Diese – von der Gütegemeinschaft Fenster und Tür empfohlene und vom VQC in Zusammenarbeit mit einem führenden Fensterhersteller optimierte Methode – ist allerdings in Deutschland bislang nicht standardisiert. Nach wie vor begehen viele Handwerker den Fehler und dichten den Übergang zwischen Mauerwerk und Fenster nicht mit der notwendigen Nachhaltigkeit ab. „Ein Kardinalfehler, den Jahre später meist der Bauherr teuer bezahlen muss“, so Udo Schumacher-Ritz, Vorstand des VQC. Weiter weist der VQC darauf hin, dass die Witterungsverhältnisse in den letzten Jahrzehnten immer extremer wurden – Tendenz steigend. Von daher der VQC-Tipp: Bauherren sollten sich informieren, in welcher der drei Schlagregenzonen sich die Immobilie befindet. Je nach Kategorisierung ergibt sich dann mitunter ein besonders großer Bedarf an einer kompromisslosen Abdichtung.

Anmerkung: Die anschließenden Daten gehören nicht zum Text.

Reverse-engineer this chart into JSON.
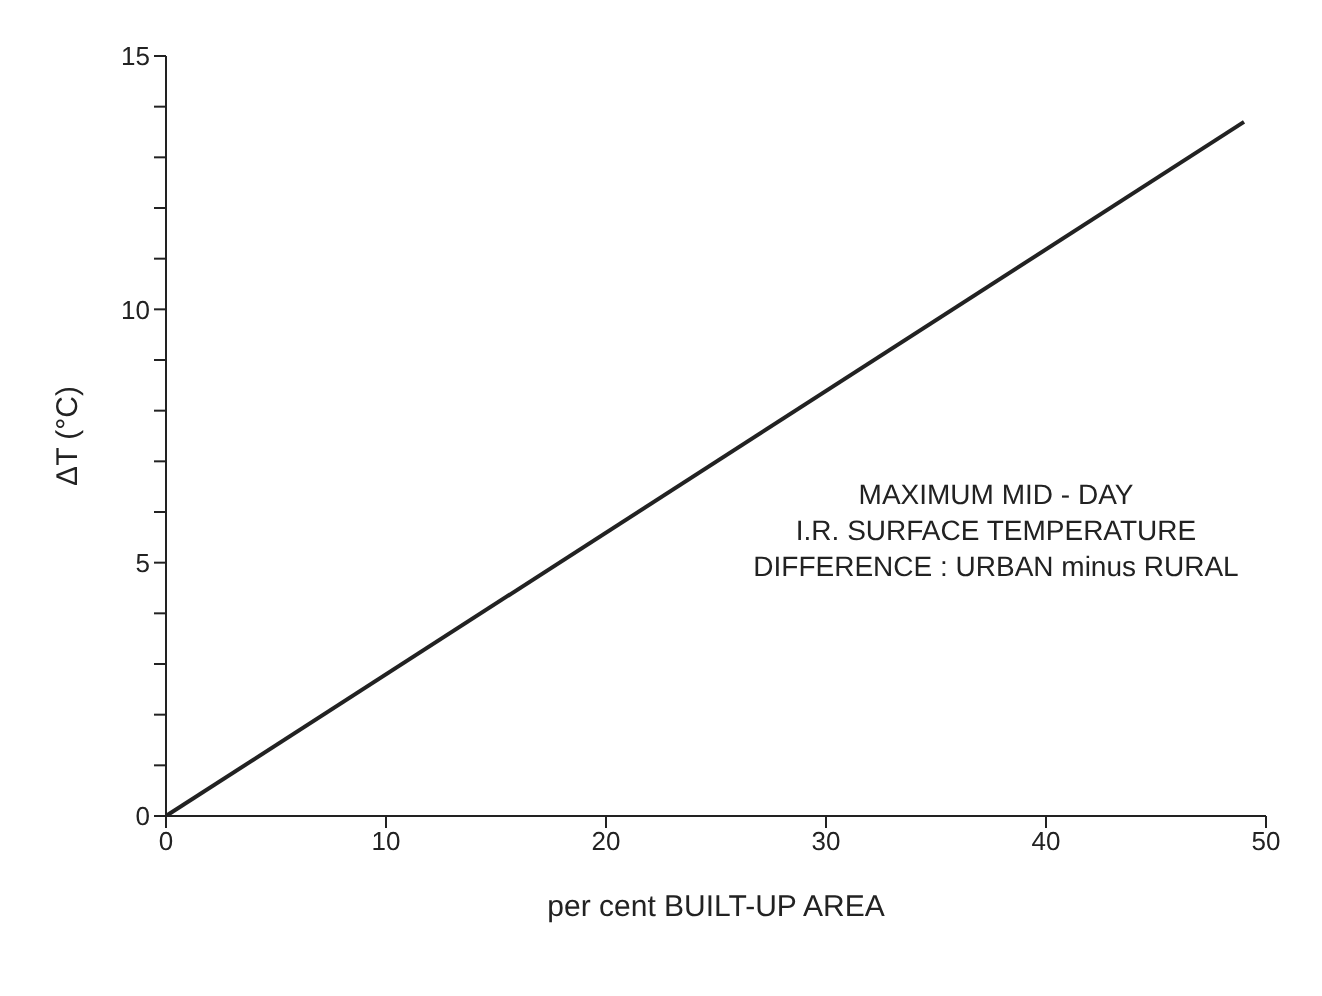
{
  "chart_data": {
    "type": "line",
    "xlabel": "per cent  BUILT-UP AREA",
    "ylabel": "ΔT (°C)",
    "annotations": [
      "MAXIMUM  MID - DAY",
      "I.R. SURFACE TEMPERATURE",
      "DIFFERENCE : URBAN minus RURAL"
    ],
    "x": [
      0,
      49
    ],
    "series": [
      {
        "color": "#222222",
        "values": [
          0,
          13.7
        ]
      }
    ],
    "xlim": [
      0,
      50
    ],
    "xticks": [
      0,
      10,
      20,
      30,
      40,
      50
    ],
    "ylim": [
      0,
      15
    ],
    "yticks": [
      0,
      {
        "value": 1,
        "label": null
      },
      {
        "value": 2,
        "label": null
      },
      {
        "value": 3,
        "label": null
      },
      {
        "value": 4,
        "label": null
      },
      5,
      {
        "value": 6,
        "label": null
      },
      {
        "value": 7,
        "label": null
      },
      {
        "value": 8,
        "label": null
      },
      {
        "value": 9,
        "label": null
      },
      10,
      {
        "value": 11,
        "label": null
      },
      {
        "value": 12,
        "label": null
      },
      {
        "value": 13,
        "label": null
      },
      {
        "value": 14,
        "label": null
      },
      15
    ],
    "marker": "none",
    "line_style": "solid",
    "grid": false,
    "legend": false
  }
}
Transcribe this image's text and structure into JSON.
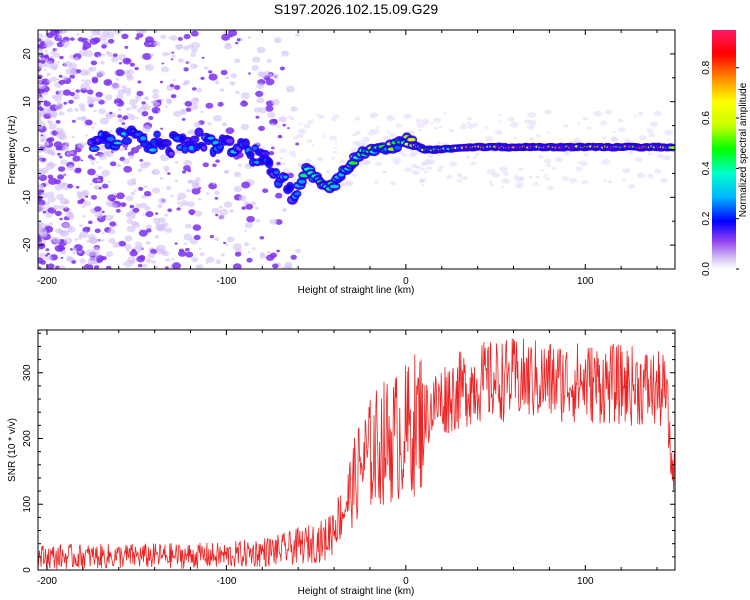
{
  "title": "S197.2026.102.15.09.G29",
  "chart_data": [
    {
      "type": "heatmap",
      "xlabel": "Height of straight line (km)",
      "ylabel": "Frequency (Hz)",
      "xlim": [
        -205,
        150
      ],
      "ylim": [
        -25,
        25
      ],
      "xticks": [
        -200,
        -100,
        0,
        100
      ],
      "yticks": [
        -20,
        -10,
        0,
        10,
        20
      ],
      "ridge_x": [
        -150,
        -130,
        -115,
        -100,
        -80,
        -70,
        -62,
        -55,
        -47,
        -42,
        -35,
        -25,
        -15,
        -5,
        0,
        10,
        20,
        40,
        80,
        150
      ],
      "ridge_y": [
        2,
        1,
        2,
        1,
        -2,
        -6,
        -10,
        -4,
        -7,
        -8,
        -5,
        -1,
        0,
        1,
        2,
        0,
        0,
        0.5,
        0.5,
        0.5
      ],
      "colorbar": {
        "label": "Normalized spectral amplitude",
        "ticks": [
          0.0,
          0.2,
          0.4,
          0.6,
          0.8
        ],
        "range": [
          0,
          0.95
        ]
      }
    },
    {
      "type": "line",
      "xlabel": "Height of straight line (km)",
      "ylabel": "SNR (10 * v/v)",
      "xlim": [
        -205,
        150
      ],
      "ylim": [
        0,
        365
      ],
      "xticks": [
        -200,
        -100,
        0,
        100
      ],
      "yticks": [
        0,
        100,
        200,
        300
      ],
      "color": "#ee2222",
      "trend_x": [
        -205,
        -100,
        -70,
        -45,
        -35,
        -25,
        -15,
        0,
        20,
        40,
        60,
        100,
        130,
        145,
        148,
        150
      ],
      "trend_y": [
        20,
        22,
        30,
        45,
        90,
        160,
        190,
        210,
        260,
        285,
        290,
        285,
        280,
        270,
        160,
        150
      ]
    }
  ]
}
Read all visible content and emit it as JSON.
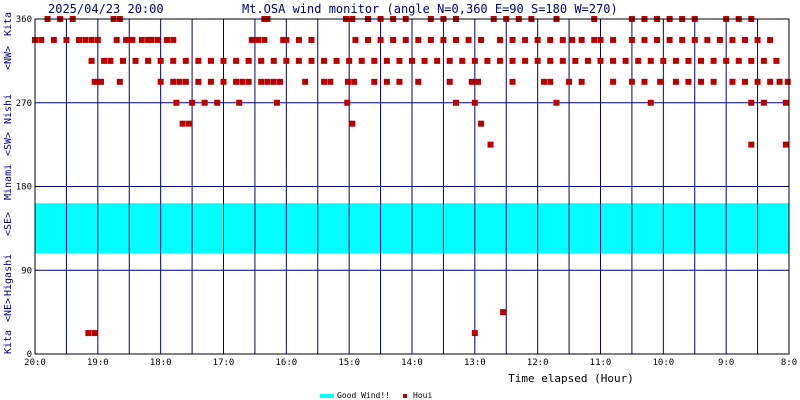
{
  "chart_data": {
    "type": "scatter",
    "title": "Mt.OSA wind monitor (angle N=0,360 E=90 S=180 W=270)",
    "timestamp": "2025/04/23 20:00",
    "xlabel": "Time elapsed (Hour)",
    "ylabel": "Kita <NE> Higashi <SE> Minami <SW> Nishi <NW> Kita",
    "x_ticks": [
      "20:0",
      "19:0",
      "18:0",
      "17:0",
      "16:0",
      "15:0",
      "14:0",
      "13:0",
      "12:0",
      "11:0",
      "10:0",
      "9:0",
      "8:0"
    ],
    "x_range_hours_elapsed": [
      0,
      12
    ],
    "y_ticks": [
      0,
      90,
      180,
      270,
      360
    ],
    "ylim": [
      0,
      360
    ],
    "grid": true,
    "good_wind_band": {
      "name": "Good Wind!!",
      "from": 108,
      "to": 162,
      "color": "#00ffff"
    },
    "series": [
      {
        "name": "Houi",
        "color": "#bb0000",
        "points": [
          [
            0.0,
            337.5
          ],
          [
            0.1,
            337.5
          ],
          [
            0.2,
            360
          ],
          [
            0.3,
            337.5
          ],
          [
            0.4,
            360
          ],
          [
            0.5,
            337.5
          ],
          [
            0.6,
            360
          ],
          [
            0.7,
            337.5
          ],
          [
            0.8,
            337.5
          ],
          [
            0.9,
            337.5
          ],
          [
            1.0,
            337.5
          ],
          [
            0.85,
            22.5
          ],
          [
            0.95,
            22.5
          ],
          [
            0.95,
            292.5
          ],
          [
            1.05,
            292.5
          ],
          [
            0.9,
            315
          ],
          [
            1.1,
            315
          ],
          [
            1.2,
            315
          ],
          [
            1.25,
            360
          ],
          [
            1.35,
            360
          ],
          [
            1.3,
            337.5
          ],
          [
            1.45,
            337.5
          ],
          [
            1.55,
            337.5
          ],
          [
            1.7,
            337.5
          ],
          [
            1.8,
            337.5
          ],
          [
            1.35,
            292.5
          ],
          [
            1.4,
            315
          ],
          [
            1.6,
            315
          ],
          [
            1.8,
            315
          ],
          [
            2.0,
            315
          ],
          [
            2.2,
            315
          ],
          [
            2.4,
            315
          ],
          [
            2.6,
            315
          ],
          [
            2.8,
            315
          ],
          [
            3.0,
            315
          ],
          [
            3.2,
            315
          ],
          [
            3.4,
            315
          ],
          [
            3.6,
            315
          ],
          [
            3.8,
            315
          ],
          [
            4.0,
            315
          ],
          [
            4.2,
            315
          ],
          [
            4.4,
            315
          ],
          [
            4.6,
            315
          ],
          [
            4.8,
            315
          ],
          [
            5.0,
            315
          ],
          [
            5.2,
            315
          ],
          [
            5.4,
            315
          ],
          [
            5.6,
            315
          ],
          [
            5.8,
            315
          ],
          [
            6.0,
            315
          ],
          [
            6.2,
            315
          ],
          [
            6.4,
            315
          ],
          [
            6.6,
            315
          ],
          [
            6.8,
            315
          ],
          [
            7.0,
            315
          ],
          [
            7.2,
            315
          ],
          [
            7.4,
            315
          ],
          [
            7.6,
            315
          ],
          [
            7.8,
            315
          ],
          [
            8.0,
            315
          ],
          [
            8.2,
            315
          ],
          [
            8.4,
            315
          ],
          [
            8.6,
            315
          ],
          [
            8.8,
            315
          ],
          [
            9.0,
            315
          ],
          [
            9.2,
            315
          ],
          [
            9.4,
            315
          ],
          [
            9.6,
            315
          ],
          [
            9.8,
            315
          ],
          [
            10.0,
            315
          ],
          [
            10.2,
            315
          ],
          [
            10.4,
            315
          ],
          [
            10.6,
            315
          ],
          [
            10.8,
            315
          ],
          [
            11.0,
            315
          ],
          [
            11.2,
            315
          ],
          [
            11.4,
            315
          ],
          [
            11.6,
            315
          ],
          [
            11.8,
            315
          ],
          [
            1.85,
            337.5
          ],
          [
            1.95,
            337.5
          ],
          [
            2.1,
            337.5
          ],
          [
            2.2,
            337.5
          ],
          [
            2.0,
            292.5
          ],
          [
            2.2,
            292.5
          ],
          [
            2.3,
            292.5
          ],
          [
            2.4,
            292.5
          ],
          [
            2.6,
            292.5
          ],
          [
            2.8,
            292.5
          ],
          [
            3.0,
            292.5
          ],
          [
            3.2,
            292.5
          ],
          [
            2.25,
            270
          ],
          [
            2.5,
            270
          ],
          [
            2.7,
            270
          ],
          [
            2.9,
            270
          ],
          [
            2.35,
            247.5
          ],
          [
            2.45,
            247.5
          ],
          [
            3.3,
            292.5
          ],
          [
            3.4,
            292.5
          ],
          [
            3.6,
            292.5
          ],
          [
            3.7,
            292.5
          ],
          [
            3.25,
            270
          ],
          [
            3.45,
            337.5
          ],
          [
            3.55,
            337.5
          ],
          [
            3.65,
            360
          ],
          [
            3.85,
            270
          ],
          [
            3.8,
            292.5
          ],
          [
            3.9,
            292.5
          ],
          [
            3.65,
            337.5
          ],
          [
            3.95,
            337.5
          ],
          [
            3.7,
            360
          ],
          [
            4.0,
            337.5
          ],
          [
            4.2,
            337.5
          ],
          [
            4.4,
            337.5
          ],
          [
            4.3,
            292.5
          ],
          [
            4.6,
            292.5
          ],
          [
            4.7,
            292.5
          ],
          [
            4.95,
            360
          ],
          [
            5.05,
            360
          ],
          [
            4.98,
            292.5
          ],
          [
            5.08,
            292.5
          ],
          [
            4.97,
            270
          ],
          [
            5.05,
            247.5
          ],
          [
            5.1,
            337.5
          ],
          [
            5.3,
            337.5
          ],
          [
            5.5,
            337.5
          ],
          [
            5.7,
            337.5
          ],
          [
            5.9,
            337.5
          ],
          [
            6.1,
            337.5
          ],
          [
            5.3,
            360
          ],
          [
            5.5,
            360
          ],
          [
            5.7,
            360
          ],
          [
            5.9,
            360
          ],
          [
            5.4,
            292.5
          ],
          [
            5.6,
            292.5
          ],
          [
            5.8,
            292.5
          ],
          [
            6.1,
            292.5
          ],
          [
            6.3,
            360
          ],
          [
            6.5,
            360
          ],
          [
            6.7,
            360
          ],
          [
            6.3,
            337.5
          ],
          [
            6.5,
            337.5
          ],
          [
            6.7,
            337.5
          ],
          [
            6.9,
            337.5
          ],
          [
            7.1,
            337.5
          ],
          [
            6.6,
            292.5
          ],
          [
            6.7,
            270
          ],
          [
            6.95,
            292.5
          ],
          [
            7.0,
            270
          ],
          [
            7.05,
            292.5
          ],
          [
            7.1,
            247.5
          ],
          [
            7.25,
            225
          ],
          [
            7.0,
            22.5
          ],
          [
            7.45,
            45
          ],
          [
            7.3,
            360
          ],
          [
            7.5,
            360
          ],
          [
            7.7,
            360
          ],
          [
            7.9,
            360
          ],
          [
            7.4,
            337.5
          ],
          [
            7.6,
            337.5
          ],
          [
            7.8,
            337.5
          ],
          [
            8.0,
            337.5
          ],
          [
            8.2,
            337.5
          ],
          [
            7.6,
            292.5
          ],
          [
            8.1,
            292.5
          ],
          [
            8.2,
            292.5
          ],
          [
            8.3,
            360
          ],
          [
            8.4,
            337.5
          ],
          [
            8.55,
            337.5
          ],
          [
            8.7,
            337.5
          ],
          [
            8.3,
            270
          ],
          [
            8.5,
            292.5
          ],
          [
            8.7,
            292.5
          ],
          [
            8.9,
            337.5
          ],
          [
            9.0,
            337.5
          ],
          [
            9.2,
            337.5
          ],
          [
            8.9,
            360
          ],
          [
            9.2,
            292.5
          ],
          [
            9.5,
            360
          ],
          [
            9.7,
            360
          ],
          [
            9.9,
            360
          ],
          [
            9.5,
            337.5
          ],
          [
            9.7,
            337.5
          ],
          [
            9.9,
            337.5
          ],
          [
            10.1,
            337.5
          ],
          [
            10.3,
            337.5
          ],
          [
            10.5,
            337.5
          ],
          [
            10.7,
            337.5
          ],
          [
            10.9,
            337.5
          ],
          [
            11.1,
            337.5
          ],
          [
            11.3,
            337.5
          ],
          [
            11.5,
            337.5
          ],
          [
            11.7,
            337.5
          ],
          [
            9.5,
            292.5
          ],
          [
            9.7,
            292.5
          ],
          [
            9.8,
            270
          ],
          [
            9.95,
            292.5
          ],
          [
            10.2,
            292.5
          ],
          [
            10.4,
            292.5
          ],
          [
            10.6,
            292.5
          ],
          [
            10.8,
            292.5
          ],
          [
            10.1,
            360
          ],
          [
            10.3,
            360
          ],
          [
            10.5,
            360
          ],
          [
            11.0,
            360
          ],
          [
            11.2,
            360
          ],
          [
            11.4,
            360
          ],
          [
            11.1,
            292.5
          ],
          [
            11.3,
            292.5
          ],
          [
            11.5,
            292.5
          ],
          [
            11.7,
            292.5
          ],
          [
            11.4,
            270
          ],
          [
            11.6,
            270
          ],
          [
            11.4,
            225
          ],
          [
            11.95,
            225
          ],
          [
            11.85,
            292.5
          ],
          [
            11.95,
            270
          ],
          [
            11.98,
            292.5
          ]
        ]
      }
    ],
    "legend_position": "bottom-center"
  },
  "labels": {
    "kita_bottom": "Kita",
    "ne": "<NE>",
    "higashi": "Higashi",
    "se": "<SE>",
    "minami": "Minami",
    "sw": "<SW>",
    "nishi": "Nishi",
    "nw": "<NW>",
    "kita_top": "Kita"
  }
}
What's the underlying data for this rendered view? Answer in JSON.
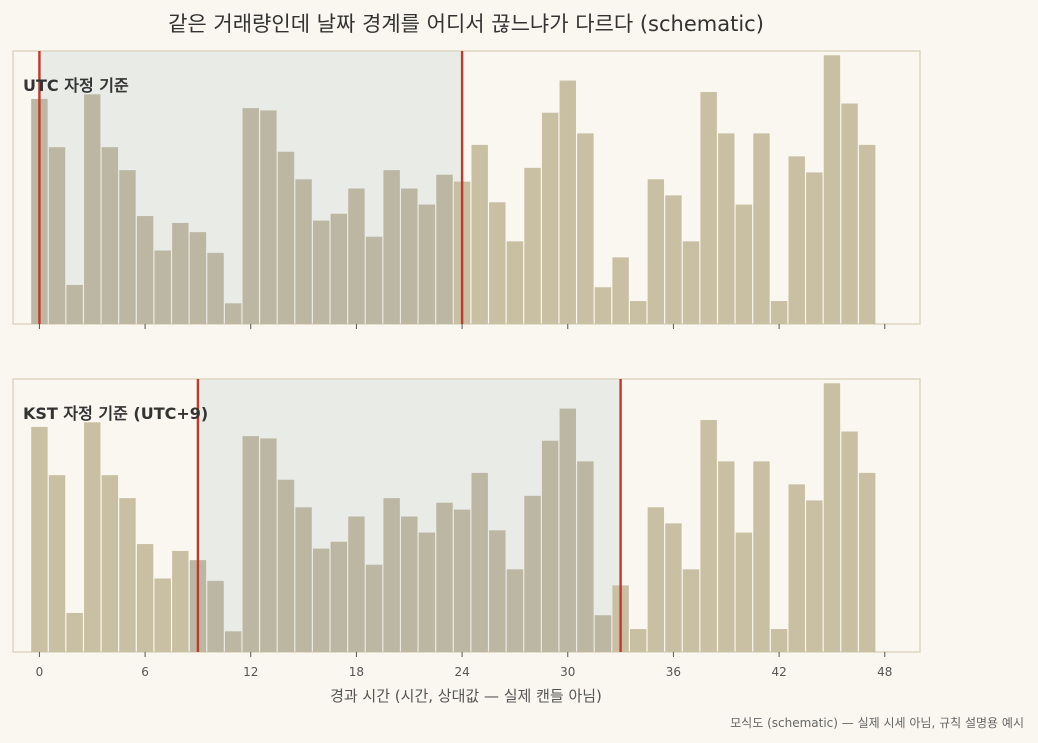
{
  "title": "같은 거래량인데 날짜 경계를 어디서 끊느냐가 다르다 (schematic)",
  "footer_note": "모식도 (schematic) — 실제 시세 아님, 규칙 설명용 예시",
  "colors": {
    "background": "#faf7f0",
    "bar": "#c9bfa3",
    "bar_in_window": "#bcb7a3",
    "window_fill": "#e9ebe7",
    "boundary": "#c0392b",
    "frame": "#d8cdb5"
  },
  "chart_data": [
    {
      "type": "bar",
      "panel_label": "UTC 자정 기준",
      "xlabel": "",
      "ylabel": "",
      "xlim": [
        -1.5,
        50
      ],
      "xticks": [
        0,
        6,
        12,
        18,
        24,
        30,
        36,
        42,
        48
      ],
      "x": [
        0,
        1,
        2,
        3,
        4,
        5,
        6,
        7,
        8,
        9,
        10,
        11,
        12,
        13,
        14,
        15,
        16,
        17,
        18,
        19,
        20,
        21,
        22,
        23,
        24,
        25,
        26,
        27,
        28,
        29,
        30,
        31,
        32,
        33,
        34,
        35,
        36,
        37,
        38,
        39,
        40,
        41,
        42,
        43,
        44,
        45,
        46,
        47
      ],
      "values": [
        98,
        77,
        17,
        100,
        77,
        67,
        47,
        32,
        44,
        40,
        31,
        9,
        94,
        93,
        75,
        63,
        45,
        48,
        59,
        38,
        67,
        59,
        52,
        65,
        62,
        78,
        53,
        36,
        68,
        92,
        106,
        83,
        16,
        29,
        10,
        63,
        56,
        36,
        101,
        83,
        52,
        83,
        10,
        73,
        66,
        117,
        96,
        78
      ],
      "window": {
        "start": 0,
        "end": 24
      },
      "boundaries": [
        0,
        24
      ],
      "ylim": [
        0,
        118
      ]
    },
    {
      "type": "bar",
      "panel_label": "KST 자정 기준 (UTC+9)",
      "xlabel": "경과 시간 (시간, 상대값 — 실제 캔들 아님)",
      "ylabel": "",
      "xlim": [
        -1.5,
        50
      ],
      "xticks": [
        0,
        6,
        12,
        18,
        24,
        30,
        36,
        42,
        48
      ],
      "x": [
        0,
        1,
        2,
        3,
        4,
        5,
        6,
        7,
        8,
        9,
        10,
        11,
        12,
        13,
        14,
        15,
        16,
        17,
        18,
        19,
        20,
        21,
        22,
        23,
        24,
        25,
        26,
        27,
        28,
        29,
        30,
        31,
        32,
        33,
        34,
        35,
        36,
        37,
        38,
        39,
        40,
        41,
        42,
        43,
        44,
        45,
        46,
        47
      ],
      "values": [
        98,
        77,
        17,
        100,
        77,
        67,
        47,
        32,
        44,
        40,
        31,
        9,
        94,
        93,
        75,
        63,
        45,
        48,
        59,
        38,
        67,
        59,
        52,
        65,
        62,
        78,
        53,
        36,
        68,
        92,
        106,
        83,
        16,
        29,
        10,
        63,
        56,
        36,
        101,
        83,
        52,
        83,
        10,
        73,
        66,
        117,
        96,
        78
      ],
      "window": {
        "start": 9,
        "end": 33
      },
      "boundaries": [
        9,
        33
      ],
      "ylim": [
        0,
        118
      ]
    }
  ]
}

Zwei Montage-Tipps von VQC-Vorstand Udo Schumacher-Ritz:
Die Aufgabe und Funktion von Fenstern haben sich in den letzten Jahren und Jahrzehnten grundlegend gewandelt. Waren Fenster früher ausschließlich für die Belichtung der Räume und dem Wetterschutz zuständig, rücken heute die Faktoren Schlagregendichte, Wärmedämmung, Einfangen von Energie und Luftdichtigkeit immer mehr in den Vordergrund. Das hat auch Konsequenzen für die Montage-Standards
Beispiel 1:
Um einen ausreichenden Schlagregenschutz zu gewährleisten, muss bei der Fenster-Montage eine EPDM-Folie zwischen Mauerwerk und Fenster gefügt werden. Zwar werden nahezu 95 Prozent des Schlagregens über das Fensterbrett abgeführt, doch reichen die verbliebenen fünf Prozent aus, um das Mauerwerk zu durchfeuchten und Schäden anzurichten. Bei Klinkerbauten empfiehlt der VQC e.V. eine mindestens 1,2 mm starke EPDM-Folie. Ansonsten gibt es Seitens des VQC keine speziellen Normungen beim Einsatz der Folien. Wichtig ist es jedoch, dass die Folie sauber verarbeitet wird und ausreichend großflächig verarbeitet wird. Diese sogenannte zweistufige Abdichtung ist die – was den Materialeinsatz betrifft – günstigste Lösung und auch leicht umzusetzen. Einen ebenfalls zuverlässigen Schutz vor Schlagregen und extreme Wetterlagen bieten nach Erfahrung des VQC Fensterbank-Bordstücke, die das Regenwasser zu 100 Prozent abführt.
Diese einstufige Abdichtung ist zwar etwas kostenintensiver, verursacht aber keinen zusätzlichen Montage-Aufwand. Oftmals wird der Aspekt des Schlagregenschutzes nicht im gebührenden Maße berücksichtigt. Erschwerend kommt hinzu, dass es keine normierten Verarbeitungsstandards gibt. Hier hat der VQC gemeinsam mit dem TÜV Süd jedoch einen Standard erarbeitet, der nach und nach von der Industrie und Handwerkern übernommen wird.
Beispiel 2:
Ein ebenfalls häufig gemachter Montage-Fehler: Wird das für die Luftdichtigkeit notwendige Fenster-Dichtungsband auf einen unverputzten (versiegelten) Hochlochziegel gelegt (Foto 2), kann nichts Gutes bei raus kommen. Das Band verliert in diesem Fall schlicht seine Effektivität. VQC-Sachverständige melden auf Baustellen hier immer wieder Bedenken an und fordern ein Verputzen und damit Versiegeln der Hochlochziegel.
Der VQC-Tipp: Es gibt in Deutschland derzeit drei „Schlagregenzonen“. Je nach zu erwartender Regenintensität steigt der Bedarf an einer kompromisslosen Fensterabdichtung. Die herkömmliche Einbaumethode ist oftmals ungenügend.